Now you can simply press *record * on the programme description screen in now-playing,
and a season pass will be automatically created for you.
















Installation:

Requires MWSTATE bug fixed:
run fixmwstate.tcl and reboot if you haven't already done so.

copy newtext2osd to /var/hack/bin

run as */var/hack/recordpast.tcl*

# Version 1.4 : More duplicate checking


----------



## cwaring (Feb 12, 2002)

Yes! Excellent hack. Always thought this would be a great idea. Will give it a go sometime 

*ETA:*
When I try to run it, I get this...

bash: /var/hack/recordpast.tcl: No such file or directory

Yes, the program _is_ there when I do an 'ls', so what's wrong?

I don't "do" linux


----------



## mikerr (Jun 2, 2005)

Did you use binary mode when you ftp'd the script over onto tivo ?


----------



## cwaring (Feb 12, 2002)

Ahh... bug.....erm..... Auto I think. Will try again and specify 'binary' this time


----------



## cwaring (Feb 12, 2002)

Thought I'd try this today for the first time. It worked. So well, in fact that it created two  Unfortunately, I don't have another single programme to try it on.

So, possibe bug or just a glitch?


----------



## mikerr (Jun 2, 2005)

..bit of a bug that one, better duplicate checking now in v1.4 

Note the Season Passes this generates are always put at the bottom of the priority list,
and of course are attached to the single channel the programme was recorded on.

I might add a Title Wishlist option later on (so it can record across channels).


----------



## Trinitron (Jan 20, 2003)

Had a try with your module and it worked ok. Except that it appears to have stopped Tivo making its daily call via the network! 

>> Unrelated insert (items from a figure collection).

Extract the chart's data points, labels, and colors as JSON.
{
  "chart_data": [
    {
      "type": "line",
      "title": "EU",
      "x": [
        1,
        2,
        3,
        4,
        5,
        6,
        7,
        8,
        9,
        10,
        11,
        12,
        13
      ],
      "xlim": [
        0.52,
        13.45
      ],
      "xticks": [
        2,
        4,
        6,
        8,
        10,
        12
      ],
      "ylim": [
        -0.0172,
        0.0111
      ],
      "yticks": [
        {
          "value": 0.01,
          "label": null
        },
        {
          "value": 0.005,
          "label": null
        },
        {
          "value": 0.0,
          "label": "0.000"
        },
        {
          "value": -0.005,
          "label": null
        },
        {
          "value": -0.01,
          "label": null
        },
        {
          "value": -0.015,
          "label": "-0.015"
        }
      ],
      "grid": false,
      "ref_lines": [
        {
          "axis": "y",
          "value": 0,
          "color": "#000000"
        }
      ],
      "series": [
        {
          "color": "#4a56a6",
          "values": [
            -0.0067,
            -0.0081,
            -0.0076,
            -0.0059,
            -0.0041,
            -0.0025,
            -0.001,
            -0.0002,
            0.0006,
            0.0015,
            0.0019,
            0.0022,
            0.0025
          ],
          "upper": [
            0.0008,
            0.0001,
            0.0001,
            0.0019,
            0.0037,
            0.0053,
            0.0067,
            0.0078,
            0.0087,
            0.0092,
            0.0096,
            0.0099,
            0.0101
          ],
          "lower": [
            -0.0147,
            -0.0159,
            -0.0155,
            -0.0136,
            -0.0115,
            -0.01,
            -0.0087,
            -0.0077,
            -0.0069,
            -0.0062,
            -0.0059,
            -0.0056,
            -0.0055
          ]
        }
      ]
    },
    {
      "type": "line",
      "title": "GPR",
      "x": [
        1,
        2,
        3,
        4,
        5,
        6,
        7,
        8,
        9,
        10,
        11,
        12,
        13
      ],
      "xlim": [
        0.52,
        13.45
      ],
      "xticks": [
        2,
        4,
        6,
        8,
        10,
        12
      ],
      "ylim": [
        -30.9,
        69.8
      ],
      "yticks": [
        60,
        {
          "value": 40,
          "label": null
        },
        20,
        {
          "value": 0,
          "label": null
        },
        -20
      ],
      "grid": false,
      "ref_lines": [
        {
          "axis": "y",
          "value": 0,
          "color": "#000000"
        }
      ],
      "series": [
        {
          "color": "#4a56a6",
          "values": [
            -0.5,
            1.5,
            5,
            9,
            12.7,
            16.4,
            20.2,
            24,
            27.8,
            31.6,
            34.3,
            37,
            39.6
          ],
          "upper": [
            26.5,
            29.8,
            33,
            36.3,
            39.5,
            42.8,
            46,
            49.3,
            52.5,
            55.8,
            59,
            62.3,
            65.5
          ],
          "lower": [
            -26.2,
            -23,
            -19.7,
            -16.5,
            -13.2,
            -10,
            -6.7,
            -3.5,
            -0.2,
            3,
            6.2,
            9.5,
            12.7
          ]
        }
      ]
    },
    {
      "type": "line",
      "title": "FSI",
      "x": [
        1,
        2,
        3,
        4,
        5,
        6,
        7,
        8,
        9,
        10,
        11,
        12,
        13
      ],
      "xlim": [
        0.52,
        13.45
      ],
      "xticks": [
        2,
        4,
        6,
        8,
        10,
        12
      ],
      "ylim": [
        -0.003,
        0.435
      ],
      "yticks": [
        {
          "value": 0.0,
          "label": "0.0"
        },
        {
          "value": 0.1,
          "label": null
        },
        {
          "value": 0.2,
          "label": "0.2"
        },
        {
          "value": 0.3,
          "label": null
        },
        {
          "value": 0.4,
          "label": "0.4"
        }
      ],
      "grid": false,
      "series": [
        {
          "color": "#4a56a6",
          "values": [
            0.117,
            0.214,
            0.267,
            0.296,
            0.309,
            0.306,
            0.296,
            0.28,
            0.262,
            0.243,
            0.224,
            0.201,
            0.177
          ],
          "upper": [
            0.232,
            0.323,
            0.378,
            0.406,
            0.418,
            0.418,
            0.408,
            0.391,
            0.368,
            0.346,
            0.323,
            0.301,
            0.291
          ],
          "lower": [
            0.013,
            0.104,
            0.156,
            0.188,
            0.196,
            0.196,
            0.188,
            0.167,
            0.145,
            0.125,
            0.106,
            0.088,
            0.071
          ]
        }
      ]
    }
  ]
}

With your module active, daily call fails and reverts to dialup; disable it and network is fine...


----------



## Jonathan_S (Oct 23, 2001)

mikerr said:


> I might add a Title Wishlist option later on (so it can record across channels).


Cool hack. Hopefully if you add the wishlist functionality you'll go a better job of it than TiVo did in their (US only?) TiVo Search (beta) 

- They don't filter the autogenerated wishlists for 'illegal' characters in the show title, ones that are ignored or handled by alternates in the wishlist search engine. (Like punctuation, non-english characters; basically anything that isn't alphanumberic or a space). So they sometimes create wishlists for you that just don't work.


----------



## mikerr (Jun 2, 2005)

Trinitron said:


> Had a try with your module and it worked ok. Except that it appears to have stopped Tivo making its daily call via the network!
> 
> With your module active, daily call fails and reverts to dialup; disable it and network is fine...


If you're putting it in rc.sysinit.author to start on bootup,
you have to background it (as with all hacks):

*/var/hack/recordpast.tcl >/dev/null &*

that last "&" is important, forgetting it might cause the dily call to fail.
Never known it swap network<->dialup though!


----------



## msui772 (Oct 15, 2003)

What an excellent idea - I have wanted this feature a number of times and usually resort to the title wishlist... There really is nothing like a drive failure to get me to go through these forums and find more interesting improvements. Thanks!


----------



## TCM2007 (Dec 25, 2006)

Always thought this was one of the few holes in the TiVo interface design; nice job.

MCE handles it quite well, with a list of upcoming editions on the programme info page.


----------



## mrtickle (Aug 26, 2001)

Very neat!


----------



## RichardJH (Oct 7, 2002)

Just tried to use this but just as carl had I get no such file or directory when I try to run it.
I used FileZilla to transfer the file to Tivo and it is set to binary.

Any ideas ?

I really need to be able to use this as I had approx 100 season passes that i have lost and it seems a great idea to be able to set most of the up from my Now Playing list


----------



## mikerr (Jun 2, 2005)

I've reuploaded it to the first post to make sure, tested and working.

While this is a nice GUI hack to use you're sat in your armchair watching TV,

if you have a lot of Seasonpasses to add at once, it's probably quicker to do it in tivoweb at your PC:

http://tivo/nowshowing ( or http://192.168.1.200/nowshowing )

then click the episode title (_not _the program title), and one of the options is Get Season Pass
(I had actually never noticed that before  )


----------



## RichardJH (Oct 7, 2002)

mikerr said:


> (I had actually never noticed that before  )


Nor me 

It works a treat and is probably easier and quicker than using the Tivo remote.

So as I will not be using the recordpast hack I will remove it from my Tivos.

Just need to get SortNP working the same as your YouTube video but that is a different thread


----------